「帰れば食うに困らない場所を持つ暮らし方」という副題のとおり、そのような暮らしが紹介されています。

田舎は家が余っている状況があって、ローコストで家を借りれるので、そこに家を借りて、都会と行ったり来たりするという暮らし方。 また、田舎ではいろいろなことが整っていないので、いろんなことが仕事になるということも紹介されています。例えば、パン屋とかラーメン屋とか、畑仕事の手伝いとか。

そのような、ローコストでちょっと仕事もあってというフルサトがあれば、もし都会に疲れても、そこへ避難するというような感じ、そのようなライフスタイルが紹介されています。

また、著者は伊藤洋志氏とpha(ファ)氏。二人は実際に田舎にフルサトをつくって、そのような暮らしを実践しています。田舎とフルサトを行き来すると、それぞれの場所で視点が変わるというようなことが書かれていました。

本書はなかなかの充実した分厚さなので、途中で読むのをやめようかなぁと思ったのですが、二人の体験談と考え方を読み進めていくうちに、いつのまにかすらすらと読み進め、終えていました。体験談なので、リアリティと説得力があったのかもしれません。

共感できることが多く、私も今のライフスタイルが、家ではないのですが、家庭菜園としての畑と、仕事は都会のど真ん中なので、畑と街を行ったり来たりしているというような感じです。

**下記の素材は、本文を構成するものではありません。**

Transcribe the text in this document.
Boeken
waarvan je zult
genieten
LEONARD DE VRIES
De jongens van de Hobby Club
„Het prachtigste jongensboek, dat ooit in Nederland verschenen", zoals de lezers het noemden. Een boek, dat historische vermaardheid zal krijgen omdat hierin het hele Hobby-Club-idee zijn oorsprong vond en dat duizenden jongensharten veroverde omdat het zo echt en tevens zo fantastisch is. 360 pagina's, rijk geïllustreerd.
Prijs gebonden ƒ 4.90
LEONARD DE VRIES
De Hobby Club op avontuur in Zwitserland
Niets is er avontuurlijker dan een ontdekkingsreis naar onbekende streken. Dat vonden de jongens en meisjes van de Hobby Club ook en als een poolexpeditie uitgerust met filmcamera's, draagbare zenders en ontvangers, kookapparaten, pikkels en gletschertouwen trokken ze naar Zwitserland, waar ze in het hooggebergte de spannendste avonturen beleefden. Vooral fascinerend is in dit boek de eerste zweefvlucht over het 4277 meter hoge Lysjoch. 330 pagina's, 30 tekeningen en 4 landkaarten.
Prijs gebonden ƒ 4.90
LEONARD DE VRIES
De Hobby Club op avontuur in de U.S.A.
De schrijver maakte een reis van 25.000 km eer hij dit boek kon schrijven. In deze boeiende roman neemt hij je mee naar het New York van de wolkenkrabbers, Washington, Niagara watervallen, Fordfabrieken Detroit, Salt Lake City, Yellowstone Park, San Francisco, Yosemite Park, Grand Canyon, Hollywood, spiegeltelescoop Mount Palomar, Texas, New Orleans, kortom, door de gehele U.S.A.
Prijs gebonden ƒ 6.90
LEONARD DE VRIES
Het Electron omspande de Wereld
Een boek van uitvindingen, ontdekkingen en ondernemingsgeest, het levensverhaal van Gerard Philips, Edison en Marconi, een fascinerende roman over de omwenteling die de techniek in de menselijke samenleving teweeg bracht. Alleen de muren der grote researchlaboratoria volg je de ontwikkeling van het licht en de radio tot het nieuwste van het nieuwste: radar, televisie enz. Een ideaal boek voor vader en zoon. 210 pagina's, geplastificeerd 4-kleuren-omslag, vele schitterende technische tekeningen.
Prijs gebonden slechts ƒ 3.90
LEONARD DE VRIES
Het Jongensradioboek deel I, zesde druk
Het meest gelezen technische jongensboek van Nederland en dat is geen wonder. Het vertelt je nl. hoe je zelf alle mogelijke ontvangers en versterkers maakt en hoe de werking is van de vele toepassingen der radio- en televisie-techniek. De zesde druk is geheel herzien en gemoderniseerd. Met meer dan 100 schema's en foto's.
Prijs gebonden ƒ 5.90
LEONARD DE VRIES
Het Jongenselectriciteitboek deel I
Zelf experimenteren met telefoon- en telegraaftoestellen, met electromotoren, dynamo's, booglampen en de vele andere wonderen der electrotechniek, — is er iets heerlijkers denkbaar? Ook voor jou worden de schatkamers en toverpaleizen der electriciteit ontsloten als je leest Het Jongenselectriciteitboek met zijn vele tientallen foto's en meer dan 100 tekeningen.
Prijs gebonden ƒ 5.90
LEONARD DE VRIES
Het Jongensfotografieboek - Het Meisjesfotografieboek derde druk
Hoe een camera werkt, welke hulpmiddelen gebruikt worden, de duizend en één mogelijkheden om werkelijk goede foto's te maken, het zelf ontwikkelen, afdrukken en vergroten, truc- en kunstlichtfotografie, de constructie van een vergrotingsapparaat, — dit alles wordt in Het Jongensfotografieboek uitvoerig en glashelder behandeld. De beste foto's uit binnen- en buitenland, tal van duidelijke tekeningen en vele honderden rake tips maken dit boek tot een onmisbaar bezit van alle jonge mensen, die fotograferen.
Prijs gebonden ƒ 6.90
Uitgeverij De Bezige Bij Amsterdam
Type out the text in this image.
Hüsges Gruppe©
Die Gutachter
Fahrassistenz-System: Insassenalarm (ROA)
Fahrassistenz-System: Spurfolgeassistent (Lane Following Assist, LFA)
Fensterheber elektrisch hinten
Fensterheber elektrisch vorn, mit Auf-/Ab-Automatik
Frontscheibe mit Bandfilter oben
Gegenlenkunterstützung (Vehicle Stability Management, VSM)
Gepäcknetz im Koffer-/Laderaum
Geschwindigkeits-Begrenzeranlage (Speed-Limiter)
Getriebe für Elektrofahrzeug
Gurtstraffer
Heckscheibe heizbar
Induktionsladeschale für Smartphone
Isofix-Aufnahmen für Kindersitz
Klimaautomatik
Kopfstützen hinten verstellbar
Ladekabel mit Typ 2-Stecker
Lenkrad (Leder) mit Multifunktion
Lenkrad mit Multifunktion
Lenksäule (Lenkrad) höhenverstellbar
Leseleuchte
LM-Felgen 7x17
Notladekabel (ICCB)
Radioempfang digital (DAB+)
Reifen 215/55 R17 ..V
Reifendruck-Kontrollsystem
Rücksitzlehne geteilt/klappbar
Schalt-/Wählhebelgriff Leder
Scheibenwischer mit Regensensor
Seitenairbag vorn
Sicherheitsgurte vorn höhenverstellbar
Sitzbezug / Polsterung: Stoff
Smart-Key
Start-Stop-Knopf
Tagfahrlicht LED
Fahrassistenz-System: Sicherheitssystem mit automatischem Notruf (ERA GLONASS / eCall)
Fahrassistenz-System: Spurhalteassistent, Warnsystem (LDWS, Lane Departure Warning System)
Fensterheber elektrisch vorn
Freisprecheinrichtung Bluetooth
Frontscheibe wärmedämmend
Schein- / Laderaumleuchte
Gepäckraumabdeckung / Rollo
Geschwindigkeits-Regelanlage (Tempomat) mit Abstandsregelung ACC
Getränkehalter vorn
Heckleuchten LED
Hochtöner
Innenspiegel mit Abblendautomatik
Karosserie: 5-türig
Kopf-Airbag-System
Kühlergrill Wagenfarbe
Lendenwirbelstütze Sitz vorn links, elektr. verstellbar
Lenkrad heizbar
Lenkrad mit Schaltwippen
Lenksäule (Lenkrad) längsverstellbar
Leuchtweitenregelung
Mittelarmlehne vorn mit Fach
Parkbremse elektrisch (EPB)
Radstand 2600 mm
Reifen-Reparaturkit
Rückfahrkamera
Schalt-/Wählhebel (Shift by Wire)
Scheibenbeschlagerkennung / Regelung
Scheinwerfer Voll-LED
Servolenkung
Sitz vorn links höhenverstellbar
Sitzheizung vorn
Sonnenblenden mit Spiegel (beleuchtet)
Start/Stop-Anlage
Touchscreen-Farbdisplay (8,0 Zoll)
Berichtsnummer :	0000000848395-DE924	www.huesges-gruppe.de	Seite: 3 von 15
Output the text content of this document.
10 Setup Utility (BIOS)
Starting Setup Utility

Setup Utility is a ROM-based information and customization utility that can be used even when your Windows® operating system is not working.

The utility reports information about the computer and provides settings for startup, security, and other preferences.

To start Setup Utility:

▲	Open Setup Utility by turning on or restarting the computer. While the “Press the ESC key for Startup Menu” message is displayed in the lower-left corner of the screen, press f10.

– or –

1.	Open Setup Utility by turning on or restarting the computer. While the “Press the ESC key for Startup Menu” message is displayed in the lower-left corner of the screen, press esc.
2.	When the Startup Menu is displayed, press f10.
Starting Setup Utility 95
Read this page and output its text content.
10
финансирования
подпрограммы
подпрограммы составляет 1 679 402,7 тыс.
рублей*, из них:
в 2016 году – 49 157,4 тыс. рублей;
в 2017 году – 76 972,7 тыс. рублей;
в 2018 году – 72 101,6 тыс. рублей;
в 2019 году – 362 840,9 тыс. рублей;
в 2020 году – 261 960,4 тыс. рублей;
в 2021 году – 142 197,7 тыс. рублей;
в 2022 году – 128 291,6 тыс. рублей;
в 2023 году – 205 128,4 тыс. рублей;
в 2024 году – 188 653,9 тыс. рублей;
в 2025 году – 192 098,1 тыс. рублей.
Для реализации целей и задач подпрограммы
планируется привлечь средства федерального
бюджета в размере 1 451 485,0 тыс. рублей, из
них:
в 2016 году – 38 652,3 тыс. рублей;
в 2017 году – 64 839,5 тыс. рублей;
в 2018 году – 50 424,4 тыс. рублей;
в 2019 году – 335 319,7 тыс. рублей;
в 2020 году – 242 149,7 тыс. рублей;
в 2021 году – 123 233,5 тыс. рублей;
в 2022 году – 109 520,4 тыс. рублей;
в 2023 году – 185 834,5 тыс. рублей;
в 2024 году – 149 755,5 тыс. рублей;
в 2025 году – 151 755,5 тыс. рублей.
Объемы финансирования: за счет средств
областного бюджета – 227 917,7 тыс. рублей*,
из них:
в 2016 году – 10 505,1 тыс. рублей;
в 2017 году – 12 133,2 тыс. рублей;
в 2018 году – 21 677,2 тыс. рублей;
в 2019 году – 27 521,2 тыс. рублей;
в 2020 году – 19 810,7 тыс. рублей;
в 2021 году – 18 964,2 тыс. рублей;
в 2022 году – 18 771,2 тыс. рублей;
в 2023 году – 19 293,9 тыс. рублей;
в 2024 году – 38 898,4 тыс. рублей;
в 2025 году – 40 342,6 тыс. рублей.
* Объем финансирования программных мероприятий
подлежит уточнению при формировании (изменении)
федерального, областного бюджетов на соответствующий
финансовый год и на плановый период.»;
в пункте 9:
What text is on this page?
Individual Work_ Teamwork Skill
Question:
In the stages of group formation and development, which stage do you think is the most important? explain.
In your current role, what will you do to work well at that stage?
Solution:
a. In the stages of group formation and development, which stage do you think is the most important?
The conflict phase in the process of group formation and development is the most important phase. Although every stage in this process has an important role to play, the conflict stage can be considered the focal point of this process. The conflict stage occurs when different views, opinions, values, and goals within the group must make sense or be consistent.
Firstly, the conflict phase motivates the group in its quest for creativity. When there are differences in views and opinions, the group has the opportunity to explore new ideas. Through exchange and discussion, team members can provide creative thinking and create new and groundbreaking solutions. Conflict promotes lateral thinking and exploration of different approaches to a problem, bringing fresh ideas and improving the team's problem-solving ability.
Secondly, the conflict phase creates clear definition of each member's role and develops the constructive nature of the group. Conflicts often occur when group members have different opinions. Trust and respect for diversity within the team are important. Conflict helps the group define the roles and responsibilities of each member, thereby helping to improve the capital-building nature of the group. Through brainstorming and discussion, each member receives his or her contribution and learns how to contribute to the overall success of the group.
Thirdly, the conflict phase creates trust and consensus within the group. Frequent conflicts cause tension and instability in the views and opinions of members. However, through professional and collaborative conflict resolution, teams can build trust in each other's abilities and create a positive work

本書の場合は、その畑が、田舎の家なのですが、暮らすのも、遊ぶのも、働くのも、同じ環境が続くと、思考がその環境にフィットするので、なかなか新しい視点を持つことが難しいように感じます。例えば、歩く道やご飯を食べるところも、意識的に変えることがあります。同じことで習慣が根付きそうになる時点で、他のやり方に変えるということです。

感覚的にそのほうが発想が凝り固まらないような実感があるからです。ただ、それは理性で行動しているので、本能的に心地よいかどうかは分からないのですが。何も考えなければ、いつもと同じ道を歩いて、同じお店でご飯を食べてということになると思います。そのほうが自然な状態で、もしかすると本能的には組み込まれた行動なのかもしれません。

そのようなことを考えたり、あと共感できたのは、フルサトがあることで何かとリスク分散になるという点です。それは、仕事や災害なども含めて、一か所に依存せずにもう一つ住むところでも、生業でも何かあると気持ち的にも、物質的に楽になれるという点。

行動して、そのようなことを確立するというのは、難しいように感じますが、行動してみると意外に見えてくることが多いのではないかと感じます。